What fun the Internet is having with this four-word phrase: Binders Full of Women.
If anything gets remembered from last night’s presidential debate it will be Mitt Romney’s answer to a question about helping women achieve pay equity with men that he botched on so many levels.
Dodging the actual question, the Republican candidate offered the example of his own administration while Massachusetts governor – how he was supposedly aghast that there were so few women and went out and asked for a list of female candidates from local women’s group. “Can you help us find folks,” he asked them, quoting himself in last night’s debate, in an appeal to women’s groups. In response, he received that now infamous “binder full of women.”
Not exactly, David Berstein, a writer with the Boston Phoenix, pointed out, stressing that he had been careful to confirm a different version of events.
Berstein reported that a bipartisan women’s group called MassGAP put together a list of strong female candidates for government positions, and presented it to Romney after he became governor. He didn’t go looking for one; there was no “recruiting effort” on his part, as he claimed in the debate. And while Romney did flip through the “binder” and hire a number of women for his administration, The Phoenix story says that they were given departments and agencies that weren’t priorities for him – and the percentage of women holding senior positions in his government declined overall while he was in office.
But as an Atlantic story also pointed out this morning, that’s really not what makes his comment so off-putting. It’s the notion that Romney needed “a binder” in the first place to find qualified women in his state to hire - that he didn’t know any coming into office and apparently, hadn’t consulted with any during his campaign, and needed to be reminded of their existence after his election. The suggestion then is that hiring women was a checklist requirement to be covered off for political purposes – rather than because these qualified candidates had merit on their own.
As New Yorker blogger Amy Davidson put it: “One got the sense of Mitt Romney coming from a place where women were generally in the other room, waiting to be invited in only when the moment – or the visibility of the job – called for it.” The Boston Globe quickly noted that there were no female partners at Bain Capital when Romney was chief executive officer.
But the “binder” reference wasn’t the only jarring comment in Mitt Romney’s answer: He went on to mention, for good measure, that he allowed a female staffer to work flexible hours - she needed to get home to see her kids and “make dinner.”
Aside from failing to address the substantive issue of pay equity, he also offered this assurance: In a strong economy, he said, employers “are going to be so anxious to get good workers they’re going to be anxious to hire women.”
What’s the inference there?
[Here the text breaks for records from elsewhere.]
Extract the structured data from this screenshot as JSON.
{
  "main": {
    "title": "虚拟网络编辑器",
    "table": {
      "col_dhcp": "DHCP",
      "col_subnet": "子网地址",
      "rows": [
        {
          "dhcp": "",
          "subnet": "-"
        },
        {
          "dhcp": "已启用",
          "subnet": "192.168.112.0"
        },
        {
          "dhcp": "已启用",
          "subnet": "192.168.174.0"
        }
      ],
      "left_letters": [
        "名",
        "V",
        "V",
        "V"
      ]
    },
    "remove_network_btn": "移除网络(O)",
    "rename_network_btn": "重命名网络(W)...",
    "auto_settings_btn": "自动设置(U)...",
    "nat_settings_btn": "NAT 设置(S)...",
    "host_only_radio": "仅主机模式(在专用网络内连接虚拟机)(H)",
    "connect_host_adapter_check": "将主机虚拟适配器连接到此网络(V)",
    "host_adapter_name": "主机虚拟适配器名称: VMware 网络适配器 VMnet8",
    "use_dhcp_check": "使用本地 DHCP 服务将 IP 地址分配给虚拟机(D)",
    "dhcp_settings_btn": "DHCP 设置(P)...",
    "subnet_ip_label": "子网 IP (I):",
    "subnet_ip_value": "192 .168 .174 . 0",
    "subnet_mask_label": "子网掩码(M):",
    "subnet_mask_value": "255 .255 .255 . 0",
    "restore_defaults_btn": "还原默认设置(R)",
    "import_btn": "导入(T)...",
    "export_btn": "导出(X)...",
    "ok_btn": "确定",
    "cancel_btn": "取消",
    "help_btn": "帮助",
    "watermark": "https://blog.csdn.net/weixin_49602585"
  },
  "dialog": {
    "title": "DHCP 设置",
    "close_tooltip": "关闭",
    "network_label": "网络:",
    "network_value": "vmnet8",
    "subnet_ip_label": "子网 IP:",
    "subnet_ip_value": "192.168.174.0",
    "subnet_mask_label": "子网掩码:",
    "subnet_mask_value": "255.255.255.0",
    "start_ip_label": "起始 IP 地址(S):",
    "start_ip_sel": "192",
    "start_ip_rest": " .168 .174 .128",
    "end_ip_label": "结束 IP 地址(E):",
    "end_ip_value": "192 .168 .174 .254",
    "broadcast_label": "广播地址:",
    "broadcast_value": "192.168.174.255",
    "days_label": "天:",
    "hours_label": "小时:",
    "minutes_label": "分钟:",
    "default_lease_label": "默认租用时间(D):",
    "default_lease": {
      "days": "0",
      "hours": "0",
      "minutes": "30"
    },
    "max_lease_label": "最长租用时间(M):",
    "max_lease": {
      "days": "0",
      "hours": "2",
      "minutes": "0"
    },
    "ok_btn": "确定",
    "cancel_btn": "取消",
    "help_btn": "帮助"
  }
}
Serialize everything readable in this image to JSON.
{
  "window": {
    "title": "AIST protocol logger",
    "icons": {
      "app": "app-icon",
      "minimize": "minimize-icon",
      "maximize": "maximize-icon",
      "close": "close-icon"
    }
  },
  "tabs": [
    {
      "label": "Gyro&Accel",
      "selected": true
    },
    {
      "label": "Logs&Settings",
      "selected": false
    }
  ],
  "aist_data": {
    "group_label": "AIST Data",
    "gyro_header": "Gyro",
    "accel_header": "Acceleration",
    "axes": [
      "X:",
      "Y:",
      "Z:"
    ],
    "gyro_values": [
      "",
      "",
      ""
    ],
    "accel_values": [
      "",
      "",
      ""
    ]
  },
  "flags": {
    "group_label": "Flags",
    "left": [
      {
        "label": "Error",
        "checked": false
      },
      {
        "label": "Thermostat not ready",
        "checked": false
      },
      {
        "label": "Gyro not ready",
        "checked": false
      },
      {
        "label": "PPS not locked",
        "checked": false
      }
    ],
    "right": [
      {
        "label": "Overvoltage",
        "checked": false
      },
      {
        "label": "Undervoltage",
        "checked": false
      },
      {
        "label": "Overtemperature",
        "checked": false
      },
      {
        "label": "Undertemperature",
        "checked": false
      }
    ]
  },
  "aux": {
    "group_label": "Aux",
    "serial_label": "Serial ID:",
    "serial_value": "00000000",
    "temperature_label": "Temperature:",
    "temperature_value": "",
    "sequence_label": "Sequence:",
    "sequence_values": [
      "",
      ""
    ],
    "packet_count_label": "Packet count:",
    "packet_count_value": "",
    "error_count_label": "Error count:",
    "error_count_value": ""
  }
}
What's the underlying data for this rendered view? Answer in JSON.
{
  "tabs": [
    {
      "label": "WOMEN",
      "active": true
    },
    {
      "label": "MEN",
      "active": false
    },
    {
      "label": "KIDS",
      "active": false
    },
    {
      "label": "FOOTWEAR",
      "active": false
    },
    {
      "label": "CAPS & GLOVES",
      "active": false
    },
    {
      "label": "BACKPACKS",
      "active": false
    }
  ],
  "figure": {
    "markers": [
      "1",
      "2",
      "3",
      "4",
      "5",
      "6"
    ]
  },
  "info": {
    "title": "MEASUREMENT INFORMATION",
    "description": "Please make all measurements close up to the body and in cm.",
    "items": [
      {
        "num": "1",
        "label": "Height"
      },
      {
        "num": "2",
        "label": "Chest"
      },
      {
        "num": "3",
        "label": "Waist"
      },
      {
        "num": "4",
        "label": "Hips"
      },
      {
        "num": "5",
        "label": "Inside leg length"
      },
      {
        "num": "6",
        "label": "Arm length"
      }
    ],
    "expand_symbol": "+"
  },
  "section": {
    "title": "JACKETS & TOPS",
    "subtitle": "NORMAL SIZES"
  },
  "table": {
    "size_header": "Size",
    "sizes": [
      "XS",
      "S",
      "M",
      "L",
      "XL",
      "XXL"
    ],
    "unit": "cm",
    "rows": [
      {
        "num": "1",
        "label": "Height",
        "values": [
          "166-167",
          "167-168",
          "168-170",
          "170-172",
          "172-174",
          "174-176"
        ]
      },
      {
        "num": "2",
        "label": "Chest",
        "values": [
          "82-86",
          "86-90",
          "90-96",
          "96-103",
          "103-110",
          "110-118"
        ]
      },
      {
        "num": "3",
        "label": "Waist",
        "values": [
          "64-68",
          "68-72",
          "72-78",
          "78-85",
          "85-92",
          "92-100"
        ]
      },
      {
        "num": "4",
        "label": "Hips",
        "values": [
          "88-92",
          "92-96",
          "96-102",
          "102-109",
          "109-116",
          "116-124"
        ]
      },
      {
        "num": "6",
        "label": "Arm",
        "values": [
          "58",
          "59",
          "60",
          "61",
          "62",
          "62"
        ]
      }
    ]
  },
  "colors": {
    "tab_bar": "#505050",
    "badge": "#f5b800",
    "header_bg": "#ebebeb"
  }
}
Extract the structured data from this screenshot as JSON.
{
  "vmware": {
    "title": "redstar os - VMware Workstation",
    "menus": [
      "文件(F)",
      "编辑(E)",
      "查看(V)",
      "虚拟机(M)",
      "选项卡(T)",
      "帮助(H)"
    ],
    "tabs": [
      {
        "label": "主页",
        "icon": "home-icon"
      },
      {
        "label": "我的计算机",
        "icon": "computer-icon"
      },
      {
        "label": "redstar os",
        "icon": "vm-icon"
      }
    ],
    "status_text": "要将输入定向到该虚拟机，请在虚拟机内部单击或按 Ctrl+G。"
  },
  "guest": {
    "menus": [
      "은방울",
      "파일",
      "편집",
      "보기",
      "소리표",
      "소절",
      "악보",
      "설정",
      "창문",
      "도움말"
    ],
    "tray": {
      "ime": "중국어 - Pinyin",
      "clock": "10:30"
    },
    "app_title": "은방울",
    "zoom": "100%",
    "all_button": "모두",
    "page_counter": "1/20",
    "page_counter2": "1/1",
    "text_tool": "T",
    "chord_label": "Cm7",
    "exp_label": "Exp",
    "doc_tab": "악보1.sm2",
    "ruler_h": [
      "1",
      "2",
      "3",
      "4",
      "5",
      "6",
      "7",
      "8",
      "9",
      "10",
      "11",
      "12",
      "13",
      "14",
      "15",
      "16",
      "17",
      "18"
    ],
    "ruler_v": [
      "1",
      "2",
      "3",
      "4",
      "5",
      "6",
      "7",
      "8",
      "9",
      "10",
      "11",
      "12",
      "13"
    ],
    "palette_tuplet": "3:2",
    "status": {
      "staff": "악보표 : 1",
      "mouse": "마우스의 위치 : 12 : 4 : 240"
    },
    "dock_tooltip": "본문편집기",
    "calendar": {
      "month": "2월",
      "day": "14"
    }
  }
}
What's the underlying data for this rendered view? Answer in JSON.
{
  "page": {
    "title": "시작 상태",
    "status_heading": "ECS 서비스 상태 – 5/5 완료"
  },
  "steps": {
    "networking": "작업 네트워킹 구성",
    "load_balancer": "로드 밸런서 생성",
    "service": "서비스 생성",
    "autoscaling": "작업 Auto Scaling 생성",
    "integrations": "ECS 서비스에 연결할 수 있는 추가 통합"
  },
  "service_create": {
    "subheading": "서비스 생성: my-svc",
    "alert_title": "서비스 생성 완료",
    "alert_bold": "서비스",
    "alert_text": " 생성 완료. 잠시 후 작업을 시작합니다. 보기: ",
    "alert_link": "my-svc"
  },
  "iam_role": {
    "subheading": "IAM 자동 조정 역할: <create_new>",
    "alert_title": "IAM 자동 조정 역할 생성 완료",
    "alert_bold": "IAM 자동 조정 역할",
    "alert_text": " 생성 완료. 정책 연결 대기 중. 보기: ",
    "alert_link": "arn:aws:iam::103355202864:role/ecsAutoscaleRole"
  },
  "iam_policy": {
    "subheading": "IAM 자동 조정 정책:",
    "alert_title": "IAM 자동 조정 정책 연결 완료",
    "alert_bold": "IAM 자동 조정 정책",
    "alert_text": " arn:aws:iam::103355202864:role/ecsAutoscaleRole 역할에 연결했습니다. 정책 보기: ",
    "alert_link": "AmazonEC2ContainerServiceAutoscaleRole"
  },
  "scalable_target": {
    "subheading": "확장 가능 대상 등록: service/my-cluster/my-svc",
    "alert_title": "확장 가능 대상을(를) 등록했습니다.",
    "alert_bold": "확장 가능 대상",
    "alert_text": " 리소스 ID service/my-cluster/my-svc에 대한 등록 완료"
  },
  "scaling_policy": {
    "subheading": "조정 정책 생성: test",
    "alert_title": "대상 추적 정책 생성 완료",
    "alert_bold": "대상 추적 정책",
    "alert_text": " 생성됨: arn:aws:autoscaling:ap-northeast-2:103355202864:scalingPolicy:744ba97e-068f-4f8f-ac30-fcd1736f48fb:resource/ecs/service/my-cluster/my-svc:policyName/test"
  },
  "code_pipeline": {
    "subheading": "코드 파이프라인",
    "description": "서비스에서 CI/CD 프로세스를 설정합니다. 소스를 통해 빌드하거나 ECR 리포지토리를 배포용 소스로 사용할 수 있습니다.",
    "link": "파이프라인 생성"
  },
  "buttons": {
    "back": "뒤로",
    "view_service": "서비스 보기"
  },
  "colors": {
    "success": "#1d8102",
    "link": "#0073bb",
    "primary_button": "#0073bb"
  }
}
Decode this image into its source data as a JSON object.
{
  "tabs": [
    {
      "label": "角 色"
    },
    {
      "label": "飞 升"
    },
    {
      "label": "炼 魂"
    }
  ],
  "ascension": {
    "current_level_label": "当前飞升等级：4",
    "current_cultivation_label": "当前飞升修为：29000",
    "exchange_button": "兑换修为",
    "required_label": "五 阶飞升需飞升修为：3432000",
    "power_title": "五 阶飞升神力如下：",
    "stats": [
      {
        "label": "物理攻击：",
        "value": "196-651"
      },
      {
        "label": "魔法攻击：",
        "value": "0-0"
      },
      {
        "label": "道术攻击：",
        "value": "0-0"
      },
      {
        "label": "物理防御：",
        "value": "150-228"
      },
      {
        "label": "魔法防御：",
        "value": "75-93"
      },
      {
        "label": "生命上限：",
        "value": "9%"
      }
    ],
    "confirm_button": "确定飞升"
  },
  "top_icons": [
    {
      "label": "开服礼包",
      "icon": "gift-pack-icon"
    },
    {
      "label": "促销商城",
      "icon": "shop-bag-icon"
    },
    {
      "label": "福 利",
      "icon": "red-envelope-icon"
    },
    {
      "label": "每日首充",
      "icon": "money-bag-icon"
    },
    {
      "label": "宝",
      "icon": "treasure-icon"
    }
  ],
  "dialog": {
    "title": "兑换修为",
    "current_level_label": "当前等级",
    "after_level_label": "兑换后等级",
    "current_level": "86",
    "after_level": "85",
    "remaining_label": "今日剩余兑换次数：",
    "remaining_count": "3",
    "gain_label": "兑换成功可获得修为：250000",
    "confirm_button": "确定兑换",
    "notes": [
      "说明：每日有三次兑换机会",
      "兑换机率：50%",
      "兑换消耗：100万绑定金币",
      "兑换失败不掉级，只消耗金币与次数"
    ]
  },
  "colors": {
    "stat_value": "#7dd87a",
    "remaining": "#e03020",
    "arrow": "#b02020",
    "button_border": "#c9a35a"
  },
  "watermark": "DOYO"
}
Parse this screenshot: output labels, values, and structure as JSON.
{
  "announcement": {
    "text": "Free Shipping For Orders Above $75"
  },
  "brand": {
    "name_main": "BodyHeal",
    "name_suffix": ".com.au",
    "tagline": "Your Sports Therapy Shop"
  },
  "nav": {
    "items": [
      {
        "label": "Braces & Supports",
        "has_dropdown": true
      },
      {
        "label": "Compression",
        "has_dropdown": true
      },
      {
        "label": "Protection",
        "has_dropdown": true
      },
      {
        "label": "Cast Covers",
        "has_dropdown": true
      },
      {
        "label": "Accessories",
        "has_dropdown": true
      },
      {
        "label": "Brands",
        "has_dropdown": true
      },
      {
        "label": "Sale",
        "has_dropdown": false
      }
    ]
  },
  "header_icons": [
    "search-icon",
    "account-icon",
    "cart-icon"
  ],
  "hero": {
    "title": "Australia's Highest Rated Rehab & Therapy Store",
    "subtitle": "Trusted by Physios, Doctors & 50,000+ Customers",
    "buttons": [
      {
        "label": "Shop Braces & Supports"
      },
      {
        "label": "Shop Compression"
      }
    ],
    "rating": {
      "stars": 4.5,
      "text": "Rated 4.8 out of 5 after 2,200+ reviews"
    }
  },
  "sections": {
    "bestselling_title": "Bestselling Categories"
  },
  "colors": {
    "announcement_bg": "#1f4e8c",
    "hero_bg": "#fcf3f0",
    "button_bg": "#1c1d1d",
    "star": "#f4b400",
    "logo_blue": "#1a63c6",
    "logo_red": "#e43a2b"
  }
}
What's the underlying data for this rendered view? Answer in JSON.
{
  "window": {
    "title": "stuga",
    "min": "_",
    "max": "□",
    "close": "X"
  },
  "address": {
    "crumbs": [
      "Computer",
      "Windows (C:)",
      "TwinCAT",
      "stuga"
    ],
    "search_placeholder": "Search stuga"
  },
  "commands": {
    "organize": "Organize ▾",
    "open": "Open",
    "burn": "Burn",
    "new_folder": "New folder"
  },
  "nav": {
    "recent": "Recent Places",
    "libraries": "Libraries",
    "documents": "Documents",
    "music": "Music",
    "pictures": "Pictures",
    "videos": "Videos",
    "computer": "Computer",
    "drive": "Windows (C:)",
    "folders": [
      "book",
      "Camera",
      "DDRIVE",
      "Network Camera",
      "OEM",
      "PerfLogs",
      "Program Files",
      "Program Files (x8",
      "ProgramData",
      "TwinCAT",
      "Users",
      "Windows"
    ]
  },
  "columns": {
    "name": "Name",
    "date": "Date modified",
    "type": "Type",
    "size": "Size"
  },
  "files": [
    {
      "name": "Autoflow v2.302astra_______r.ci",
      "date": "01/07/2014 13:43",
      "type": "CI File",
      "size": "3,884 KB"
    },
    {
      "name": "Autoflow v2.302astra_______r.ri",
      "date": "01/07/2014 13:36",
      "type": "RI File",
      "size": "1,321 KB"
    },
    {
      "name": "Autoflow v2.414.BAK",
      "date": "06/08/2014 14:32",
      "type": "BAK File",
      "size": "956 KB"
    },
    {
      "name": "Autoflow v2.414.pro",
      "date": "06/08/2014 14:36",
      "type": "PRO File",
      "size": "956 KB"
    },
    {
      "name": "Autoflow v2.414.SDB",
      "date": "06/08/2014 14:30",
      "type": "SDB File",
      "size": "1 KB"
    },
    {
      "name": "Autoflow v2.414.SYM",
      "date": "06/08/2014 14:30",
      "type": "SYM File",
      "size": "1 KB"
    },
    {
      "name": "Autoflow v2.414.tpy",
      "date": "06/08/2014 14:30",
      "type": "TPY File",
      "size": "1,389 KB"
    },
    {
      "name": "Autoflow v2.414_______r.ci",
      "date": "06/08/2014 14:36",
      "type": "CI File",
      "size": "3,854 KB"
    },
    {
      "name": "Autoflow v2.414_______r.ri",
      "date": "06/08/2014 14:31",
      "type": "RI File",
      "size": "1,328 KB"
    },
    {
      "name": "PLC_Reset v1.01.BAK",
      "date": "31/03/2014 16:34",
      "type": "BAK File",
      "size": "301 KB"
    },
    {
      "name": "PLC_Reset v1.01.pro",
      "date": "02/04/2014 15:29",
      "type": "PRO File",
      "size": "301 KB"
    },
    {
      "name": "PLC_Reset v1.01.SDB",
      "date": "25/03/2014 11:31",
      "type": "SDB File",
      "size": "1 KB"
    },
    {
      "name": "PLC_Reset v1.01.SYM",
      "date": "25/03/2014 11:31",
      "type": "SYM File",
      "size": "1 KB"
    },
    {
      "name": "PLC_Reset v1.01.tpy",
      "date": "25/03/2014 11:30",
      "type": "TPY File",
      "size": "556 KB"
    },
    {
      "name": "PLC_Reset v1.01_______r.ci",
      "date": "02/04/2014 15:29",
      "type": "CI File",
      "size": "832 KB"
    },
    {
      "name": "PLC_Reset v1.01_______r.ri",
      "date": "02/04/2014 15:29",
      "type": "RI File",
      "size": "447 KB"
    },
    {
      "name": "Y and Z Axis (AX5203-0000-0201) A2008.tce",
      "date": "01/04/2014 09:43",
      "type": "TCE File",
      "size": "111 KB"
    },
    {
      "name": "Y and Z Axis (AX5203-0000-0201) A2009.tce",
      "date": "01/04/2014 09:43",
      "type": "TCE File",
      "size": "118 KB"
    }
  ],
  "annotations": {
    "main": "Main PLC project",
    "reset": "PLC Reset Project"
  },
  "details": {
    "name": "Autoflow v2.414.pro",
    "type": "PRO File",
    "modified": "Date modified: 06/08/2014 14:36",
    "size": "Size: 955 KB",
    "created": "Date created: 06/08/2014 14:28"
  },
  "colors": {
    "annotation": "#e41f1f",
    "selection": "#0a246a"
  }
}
In other words, don’t worry little ladies, with Romney in the White House, companies will be so desperate for workers, they’ll have to resort to hiring women. Of course, they just might not pay you the same as the man they hired first.
The 23 per cent of American families – that is, those led by single mothers – also received their due from Mr. Romney. In response to a specific question about getting "AK-47s out of the hands of criminals," he drifted into the topic of parents – or more specifically the importance of having two parents in the home. “But gosh,” he said, “to tell our kids that before they have babies, they ought to think about getting married to someone, that's a great idea.” Golly gee, it’s good to know criminals would give up their assault weapons, if only those single parents would try a little harder to get (or keep) that ring on their finger.
Maybe “binder full of women” will makes waves across the web and then fade away. CBS is already dubbing it the “Big Bird” of the second debate, referring to Mitt Romney’s vow to cut funding to PBS.
The trouble for Romney is that what happens on Wall Street matters a lot more in this election than Sesame Street, and being reduced to a list of names stuffed in a binder who employers (and, perhaps, certain politicians) will hire only when their options are limited and their hand is forced, might make female voters, well, grouchy. And thanks to the web, they can express that sentiment over and over again.